Once-in-a-century rainsEchternach remembers July 2021 floods five years on

Bakir Demic
adapted for RTL Today
Five years after the once-in-a-century floods overwhelmed the abbey town in the early hours of 15 July 2021, residents and shopkeepers recall the shock and the solidarity that followed.
State financial aid to the municipality of Echternach after the floods now totals more than €13 million.
© RTL archive

The catastrophic floods of 14 and 15 July 2021 caught the whole country off guard, and Echternach in particular. Within a short period of time, water levels on the Sûre river rose sharply, sweeping through streets, shops, homes, and cellars in the abbey town. It was a once-in-a-century flood.

Thomas Huybrecht has run an optician's shop in Echternach for the past eight years, and still remembers the night clearly. He recalled waking up at 2 or 3am to news that the weather forecast was going to be very, very extreme.

At 4am he headed into town, only to find one of the alleys already under water. He remembered thinking, then and there, what on earth to do next.

The fire service was already laying sandbags, waiting and hoping the water would not keep rising. Word then came through that the water had stopped, before levels rose once again shortly after.

In the end, his shop was left under half a metre of water.

The optician had only moved into the premises a month earlier and had refurbished everything from scratch. The damage came in at over €70,000.

Solidarity as the water rose

Steve Wagner, one of the managers of an electrical shop on Hallergaass street, still has 15 July very much in mind.
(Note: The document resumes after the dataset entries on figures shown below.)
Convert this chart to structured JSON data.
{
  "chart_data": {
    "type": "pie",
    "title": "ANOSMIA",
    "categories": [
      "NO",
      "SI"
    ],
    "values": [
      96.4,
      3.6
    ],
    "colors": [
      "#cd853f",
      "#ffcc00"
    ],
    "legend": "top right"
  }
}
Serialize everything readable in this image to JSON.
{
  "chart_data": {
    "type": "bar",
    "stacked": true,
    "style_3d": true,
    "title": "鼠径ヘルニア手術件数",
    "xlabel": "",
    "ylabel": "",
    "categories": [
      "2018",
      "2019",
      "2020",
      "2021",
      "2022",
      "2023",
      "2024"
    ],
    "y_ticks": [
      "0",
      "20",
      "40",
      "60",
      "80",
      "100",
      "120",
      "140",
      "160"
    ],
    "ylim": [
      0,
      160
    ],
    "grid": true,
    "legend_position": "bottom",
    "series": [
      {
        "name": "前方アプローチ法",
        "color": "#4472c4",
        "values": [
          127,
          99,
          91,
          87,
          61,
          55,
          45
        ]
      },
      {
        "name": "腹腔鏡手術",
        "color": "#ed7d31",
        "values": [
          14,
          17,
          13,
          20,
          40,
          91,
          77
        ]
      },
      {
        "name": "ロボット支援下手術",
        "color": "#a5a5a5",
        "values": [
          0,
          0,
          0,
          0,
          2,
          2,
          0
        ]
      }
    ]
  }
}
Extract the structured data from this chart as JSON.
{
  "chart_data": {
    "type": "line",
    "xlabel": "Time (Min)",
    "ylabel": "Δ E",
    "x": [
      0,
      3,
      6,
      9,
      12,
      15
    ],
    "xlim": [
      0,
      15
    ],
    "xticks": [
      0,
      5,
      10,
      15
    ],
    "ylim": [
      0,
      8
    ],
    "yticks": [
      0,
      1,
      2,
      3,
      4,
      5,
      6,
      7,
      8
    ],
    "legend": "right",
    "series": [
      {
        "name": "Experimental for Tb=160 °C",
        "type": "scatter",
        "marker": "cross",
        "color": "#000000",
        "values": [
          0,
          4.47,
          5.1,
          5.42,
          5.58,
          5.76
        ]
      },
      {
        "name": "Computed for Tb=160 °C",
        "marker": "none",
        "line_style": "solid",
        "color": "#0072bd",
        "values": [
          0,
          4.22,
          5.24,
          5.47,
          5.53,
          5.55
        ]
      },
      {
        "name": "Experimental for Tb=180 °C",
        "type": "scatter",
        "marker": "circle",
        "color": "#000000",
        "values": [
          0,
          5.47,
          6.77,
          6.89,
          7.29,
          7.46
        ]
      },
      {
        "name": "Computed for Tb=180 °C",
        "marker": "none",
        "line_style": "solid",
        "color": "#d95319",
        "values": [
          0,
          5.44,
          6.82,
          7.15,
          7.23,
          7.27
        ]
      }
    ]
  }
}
His own shop escaped major damage, but the ordeal of some of his neighbours left him shaken.

As early as 14 July, when the disaster was still looming, he and his colleagues had been on standby to lend a hand. What struck him most was the solidarity shown by the people of Echternach.

As people were still cleaning and clearing things, they came out with brooms and helped one another, hauled things upstairs, and pitched in wherever needed. Then there were the residents who had been evacuated and everyone who had to be housed somewhere.

The solidarity there had been immense, Wagner said. Contributions were collected, whether financial or in kind.

More could always have been done, he added, but in the end everyone helped a little, and no matter how "done" people were, they still continued to help.

Over €13 million in state aid

State financial aid to the municipality of Echternach now totals more than €13 million. The money has gone towards a temporary school and sports hall, and is also earmarked for further preventive protection measures, which are to be broadened in future to make the town better prepared for flooding, as Echternach Deputy Mayor Carole Hartmann explained.

Hartmann said the municipality continued to invest in flood protection, pointing to the flood wall and to other pieces of flood defence infrastructure already put in place. That work would carry on, she added, since no one can ever be well prepared enough to face the next flood.

There are also regular exchanges with neighbouring German municipalities to improve cooperation, and a flood study has been commissioned, which experts will draw up on the basis of the latest findings from 2021 and from other heavy rainfall events.

Private residents should also benefit from it, Hartmann added.

It was a service that had been developed in recent months and had been taken up by many residents of Echternach, she explained, giving them the chance to sit down with experts and work out how each household could better protect its own home from flooding. The municipality has an obligation to protect the town, she noted, but individuals also have to be able to protect their own property.

The municipality has therefore given residents the option of drawing up flood protection plans for their homes through its consultancy partner. All in all, 40 households in the municipality of Echternach have used the service thus far.